0423: Macrophage activation syndrome-associated proteins and enhanced interferon gamma responsiveness characterize the plasma proteome of patients with Multisystem Inflammatory Syndrome in Children (MIS-C) in a pre-treatment replication single center cohort

Background/Purpose: Multisystem inflammatory syndrome in children (MIS-C) is a rare hyperinflammatory syndrome that follows SARS-CoV-2 infection. Prior plasma proteomic analysis from a 2020 cohort of MIS-C patients at our center revealed a profile characterized by macrophage-activation syndrome (MAS)-associated proteins, dysregulated interferon gamma responses and thrombotic microangiopathy. However, a limitation of that study, as well as most others at the time, was that samples were often acquired post-treatment. In this study, we interrogate the plasma proteome in untreated MIS-C patients versus pediatric patients with other viral syndromes in an independent cohort to identify signatures that uniquely define MIS-C unconfounded by treatment effects.

Methods: Plasma samples were collected from patients presenting to the Children’s Hospital of Philadelphia Emergency Department with fever upon their first blood draw and prior to any therapies. Samples were subsequently annotated based on final hospital diagnosis of MIS-C (N=12) or viral syndrome (N=30) as adjudicated by an expert panel. Analysis of 5400 plasma proteins was performed using the O-link Explore HT platform. Plasma auto-antibody analysis was performed using a customized Luminex auto-antibody array. Differential protein expression and pathway analysis were performed in R.

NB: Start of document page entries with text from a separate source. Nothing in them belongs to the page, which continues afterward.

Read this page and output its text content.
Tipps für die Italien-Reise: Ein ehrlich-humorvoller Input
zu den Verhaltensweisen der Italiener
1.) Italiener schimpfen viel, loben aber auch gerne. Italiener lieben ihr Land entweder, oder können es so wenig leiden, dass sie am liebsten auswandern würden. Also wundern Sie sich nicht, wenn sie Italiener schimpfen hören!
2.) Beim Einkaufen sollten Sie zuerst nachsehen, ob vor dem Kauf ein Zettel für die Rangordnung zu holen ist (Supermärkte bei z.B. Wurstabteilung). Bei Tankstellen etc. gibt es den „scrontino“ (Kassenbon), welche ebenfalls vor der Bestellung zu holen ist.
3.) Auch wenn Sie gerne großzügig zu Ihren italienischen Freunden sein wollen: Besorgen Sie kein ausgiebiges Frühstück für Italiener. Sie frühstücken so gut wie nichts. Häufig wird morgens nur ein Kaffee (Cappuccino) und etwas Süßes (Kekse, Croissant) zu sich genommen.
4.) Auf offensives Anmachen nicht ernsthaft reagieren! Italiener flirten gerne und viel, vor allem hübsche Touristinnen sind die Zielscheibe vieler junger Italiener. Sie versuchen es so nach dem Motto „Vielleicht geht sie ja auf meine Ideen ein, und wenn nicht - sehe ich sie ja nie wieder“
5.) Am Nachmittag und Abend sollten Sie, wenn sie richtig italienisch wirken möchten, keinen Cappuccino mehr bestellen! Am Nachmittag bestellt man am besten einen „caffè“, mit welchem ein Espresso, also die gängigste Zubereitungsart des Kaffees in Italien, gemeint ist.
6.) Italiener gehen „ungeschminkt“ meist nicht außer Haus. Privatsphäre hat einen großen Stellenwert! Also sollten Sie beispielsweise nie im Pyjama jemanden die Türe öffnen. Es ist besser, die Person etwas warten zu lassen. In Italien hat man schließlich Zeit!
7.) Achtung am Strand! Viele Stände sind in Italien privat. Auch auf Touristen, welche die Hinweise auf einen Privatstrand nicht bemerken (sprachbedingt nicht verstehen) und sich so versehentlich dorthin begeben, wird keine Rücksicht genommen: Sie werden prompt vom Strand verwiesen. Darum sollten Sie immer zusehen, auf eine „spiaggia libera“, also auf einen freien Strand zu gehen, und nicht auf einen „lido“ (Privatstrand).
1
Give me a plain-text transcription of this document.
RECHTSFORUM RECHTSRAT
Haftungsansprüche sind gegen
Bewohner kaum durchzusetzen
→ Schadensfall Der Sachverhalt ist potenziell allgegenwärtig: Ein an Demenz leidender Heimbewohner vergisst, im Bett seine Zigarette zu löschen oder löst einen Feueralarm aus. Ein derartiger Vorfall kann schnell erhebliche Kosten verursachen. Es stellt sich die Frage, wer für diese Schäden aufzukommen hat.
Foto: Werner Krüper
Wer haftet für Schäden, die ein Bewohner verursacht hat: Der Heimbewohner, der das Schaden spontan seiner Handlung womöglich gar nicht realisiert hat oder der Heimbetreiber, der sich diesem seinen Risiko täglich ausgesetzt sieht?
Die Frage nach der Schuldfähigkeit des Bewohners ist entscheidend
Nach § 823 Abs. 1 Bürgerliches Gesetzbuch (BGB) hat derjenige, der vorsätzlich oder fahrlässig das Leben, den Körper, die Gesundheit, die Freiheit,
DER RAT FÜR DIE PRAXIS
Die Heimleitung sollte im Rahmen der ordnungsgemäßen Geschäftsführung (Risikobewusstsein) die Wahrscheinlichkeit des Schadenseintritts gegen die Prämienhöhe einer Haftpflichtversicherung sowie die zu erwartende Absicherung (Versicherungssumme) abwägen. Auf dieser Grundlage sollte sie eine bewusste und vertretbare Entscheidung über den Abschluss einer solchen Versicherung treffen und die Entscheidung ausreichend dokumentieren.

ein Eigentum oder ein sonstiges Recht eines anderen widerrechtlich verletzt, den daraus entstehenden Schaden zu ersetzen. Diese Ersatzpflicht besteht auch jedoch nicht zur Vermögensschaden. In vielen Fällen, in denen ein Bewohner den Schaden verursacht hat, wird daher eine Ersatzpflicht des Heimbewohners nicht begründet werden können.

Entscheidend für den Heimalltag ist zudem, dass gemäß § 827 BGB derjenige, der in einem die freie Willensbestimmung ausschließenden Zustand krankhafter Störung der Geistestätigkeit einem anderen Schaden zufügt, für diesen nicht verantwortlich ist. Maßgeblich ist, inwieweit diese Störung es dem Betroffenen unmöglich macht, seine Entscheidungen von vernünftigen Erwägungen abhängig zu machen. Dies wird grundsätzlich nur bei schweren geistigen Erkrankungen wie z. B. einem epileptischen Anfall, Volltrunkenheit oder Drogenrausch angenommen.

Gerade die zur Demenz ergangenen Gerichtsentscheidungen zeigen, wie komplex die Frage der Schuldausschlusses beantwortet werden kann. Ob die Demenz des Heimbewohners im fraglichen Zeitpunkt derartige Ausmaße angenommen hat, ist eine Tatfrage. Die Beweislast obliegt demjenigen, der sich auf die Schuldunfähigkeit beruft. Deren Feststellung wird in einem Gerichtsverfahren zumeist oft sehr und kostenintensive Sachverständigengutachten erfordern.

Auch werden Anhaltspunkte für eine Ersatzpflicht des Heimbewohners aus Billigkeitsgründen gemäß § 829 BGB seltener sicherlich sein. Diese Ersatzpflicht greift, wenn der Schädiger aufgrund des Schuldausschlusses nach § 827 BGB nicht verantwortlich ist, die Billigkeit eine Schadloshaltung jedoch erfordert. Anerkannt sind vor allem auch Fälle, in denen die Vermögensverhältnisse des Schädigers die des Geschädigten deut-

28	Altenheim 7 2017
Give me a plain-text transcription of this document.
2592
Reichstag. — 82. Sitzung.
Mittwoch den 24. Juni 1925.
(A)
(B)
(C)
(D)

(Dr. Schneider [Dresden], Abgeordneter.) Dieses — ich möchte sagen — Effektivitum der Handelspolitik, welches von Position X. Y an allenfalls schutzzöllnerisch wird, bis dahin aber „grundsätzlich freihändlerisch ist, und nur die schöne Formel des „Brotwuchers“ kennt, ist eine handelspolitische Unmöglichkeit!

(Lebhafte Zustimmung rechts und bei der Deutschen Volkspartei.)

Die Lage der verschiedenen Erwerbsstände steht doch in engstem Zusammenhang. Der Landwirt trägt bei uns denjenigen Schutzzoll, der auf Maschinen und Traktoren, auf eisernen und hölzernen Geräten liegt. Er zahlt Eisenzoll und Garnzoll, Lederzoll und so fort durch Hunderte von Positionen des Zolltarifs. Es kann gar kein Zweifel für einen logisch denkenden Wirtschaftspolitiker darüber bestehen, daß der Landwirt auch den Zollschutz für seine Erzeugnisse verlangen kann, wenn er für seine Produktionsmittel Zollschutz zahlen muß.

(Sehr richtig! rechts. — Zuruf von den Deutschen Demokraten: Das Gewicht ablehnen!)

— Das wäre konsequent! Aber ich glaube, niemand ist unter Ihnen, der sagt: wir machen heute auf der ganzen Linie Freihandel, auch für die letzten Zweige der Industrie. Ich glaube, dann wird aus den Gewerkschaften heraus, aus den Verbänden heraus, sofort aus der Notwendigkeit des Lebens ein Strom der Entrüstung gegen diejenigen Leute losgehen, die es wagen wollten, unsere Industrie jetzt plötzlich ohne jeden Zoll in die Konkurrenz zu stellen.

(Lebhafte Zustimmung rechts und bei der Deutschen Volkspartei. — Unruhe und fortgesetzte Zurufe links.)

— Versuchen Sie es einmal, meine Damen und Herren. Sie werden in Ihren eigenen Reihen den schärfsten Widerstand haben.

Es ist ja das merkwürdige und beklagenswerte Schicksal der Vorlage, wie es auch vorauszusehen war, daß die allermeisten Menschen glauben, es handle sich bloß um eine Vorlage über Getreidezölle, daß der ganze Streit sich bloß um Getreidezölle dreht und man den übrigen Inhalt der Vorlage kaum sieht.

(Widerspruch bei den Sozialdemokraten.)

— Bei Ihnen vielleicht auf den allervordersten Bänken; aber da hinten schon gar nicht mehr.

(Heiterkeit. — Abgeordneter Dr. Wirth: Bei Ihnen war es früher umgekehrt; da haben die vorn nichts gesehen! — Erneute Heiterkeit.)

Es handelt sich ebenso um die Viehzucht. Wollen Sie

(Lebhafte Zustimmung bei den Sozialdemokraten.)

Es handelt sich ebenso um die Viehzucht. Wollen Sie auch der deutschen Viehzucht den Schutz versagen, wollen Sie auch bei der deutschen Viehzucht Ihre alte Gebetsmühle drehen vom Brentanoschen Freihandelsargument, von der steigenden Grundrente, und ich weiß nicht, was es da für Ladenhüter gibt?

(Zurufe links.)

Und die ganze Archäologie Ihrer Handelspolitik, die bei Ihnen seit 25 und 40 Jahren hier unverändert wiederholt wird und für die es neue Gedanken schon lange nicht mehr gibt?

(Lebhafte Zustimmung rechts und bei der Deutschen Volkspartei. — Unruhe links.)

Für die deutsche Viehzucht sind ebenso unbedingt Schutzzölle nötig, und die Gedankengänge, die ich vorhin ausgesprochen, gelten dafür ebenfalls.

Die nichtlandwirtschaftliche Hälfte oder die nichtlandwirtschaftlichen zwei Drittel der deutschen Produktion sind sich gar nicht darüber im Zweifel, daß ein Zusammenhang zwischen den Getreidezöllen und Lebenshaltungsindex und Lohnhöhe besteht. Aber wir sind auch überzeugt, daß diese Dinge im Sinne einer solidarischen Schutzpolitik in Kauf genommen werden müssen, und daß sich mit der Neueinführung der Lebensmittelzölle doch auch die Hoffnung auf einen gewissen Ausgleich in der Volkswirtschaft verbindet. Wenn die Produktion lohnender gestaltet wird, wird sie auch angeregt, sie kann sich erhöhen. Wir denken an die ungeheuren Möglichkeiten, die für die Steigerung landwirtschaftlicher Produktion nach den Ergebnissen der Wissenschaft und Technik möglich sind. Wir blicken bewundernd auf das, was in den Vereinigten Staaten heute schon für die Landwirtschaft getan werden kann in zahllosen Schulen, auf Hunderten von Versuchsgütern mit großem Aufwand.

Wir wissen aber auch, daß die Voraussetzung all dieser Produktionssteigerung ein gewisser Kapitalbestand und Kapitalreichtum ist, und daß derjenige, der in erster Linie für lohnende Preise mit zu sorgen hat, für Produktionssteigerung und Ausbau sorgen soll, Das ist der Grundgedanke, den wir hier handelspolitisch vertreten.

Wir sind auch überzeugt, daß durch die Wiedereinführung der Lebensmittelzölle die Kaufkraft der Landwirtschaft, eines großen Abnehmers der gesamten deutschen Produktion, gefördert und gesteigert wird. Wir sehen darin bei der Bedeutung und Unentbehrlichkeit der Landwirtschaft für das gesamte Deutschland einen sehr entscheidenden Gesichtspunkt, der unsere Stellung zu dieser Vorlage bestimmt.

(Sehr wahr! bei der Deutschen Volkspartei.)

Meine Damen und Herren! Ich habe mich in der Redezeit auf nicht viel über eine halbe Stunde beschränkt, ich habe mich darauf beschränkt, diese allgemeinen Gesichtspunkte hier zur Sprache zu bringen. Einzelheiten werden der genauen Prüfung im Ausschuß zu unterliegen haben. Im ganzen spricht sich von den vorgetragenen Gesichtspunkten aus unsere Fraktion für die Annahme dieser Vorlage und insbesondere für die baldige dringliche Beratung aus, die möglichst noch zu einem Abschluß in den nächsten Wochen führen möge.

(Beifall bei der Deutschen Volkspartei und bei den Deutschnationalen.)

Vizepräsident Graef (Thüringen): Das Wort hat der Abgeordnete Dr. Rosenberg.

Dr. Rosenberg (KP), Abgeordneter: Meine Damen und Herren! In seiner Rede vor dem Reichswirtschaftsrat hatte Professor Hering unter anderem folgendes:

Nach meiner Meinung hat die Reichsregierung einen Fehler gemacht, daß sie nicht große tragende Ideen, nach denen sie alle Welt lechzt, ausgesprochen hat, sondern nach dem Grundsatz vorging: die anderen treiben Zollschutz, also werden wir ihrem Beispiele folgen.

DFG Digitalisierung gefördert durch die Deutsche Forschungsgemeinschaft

Results: Differential protein expression analysis confirmed that the MIS-C plasma proteome is distinct from that of patients with viral syndromes (Figure 1A) and pathway analysis revealed up-regulation of cytokine signaling pathways (Figure 1B). Unsupervised hierarchical clustering of differentially expressed proteins classified MIS-C from viral syndrome (Figure 1C). Consistent with findings in the 2020 cohort, sC5b9-associated proteins and MAS-associated proteins are more highly expressed and there is a disproportionally higher CXCL9 response to IFNg in MIS-C compared to viral infection (Figure 2A, B, C). Patients with MIS-C had lower expression of the IFNg suppressive protein TRIM21 in the 2020 cohort, however this was not reproduced in the current cohort (Figure 3A). Closer inspection revealed that only patients who received IVIg treatment prior to sampling had low TRIM21 expression in the 2020 cohort (Figure 3B). TRIM21 (also known as Ro52/SSA) is the antigen for anti-Ro52 autoantibodies. Plasma autoantibody profiling revealed anti-Ro52 antibodies in patients who had received IVIg (Figure 3C). Related anti-Ro60/SSA antibodies were low in samples collected prior to IVIg treatment and high in those sampled after IVIg (Figure 3D).

Conclusion: We have validated several unique features of the plasma proteome of MIS-C patients first identified in 2020. MIS-C plasma show high sC5b9 and MAS-associated protein expression and enhanced IFNg responsivity. Discrepant TRIM21 expression in these two cohorts is due to the presence of anti-Ro52 autoantibodies in IVIg-treated patients. These data support the use of plasma cytokine profiling and possibly a CXCL9/IFNg ratio to rapidly identify MIS-C patients. Furthermore, they highlight the presence of autoantibodies in IVIg and the need to interpret plasma proteomic data with caution in patients with prior IVIg exposure.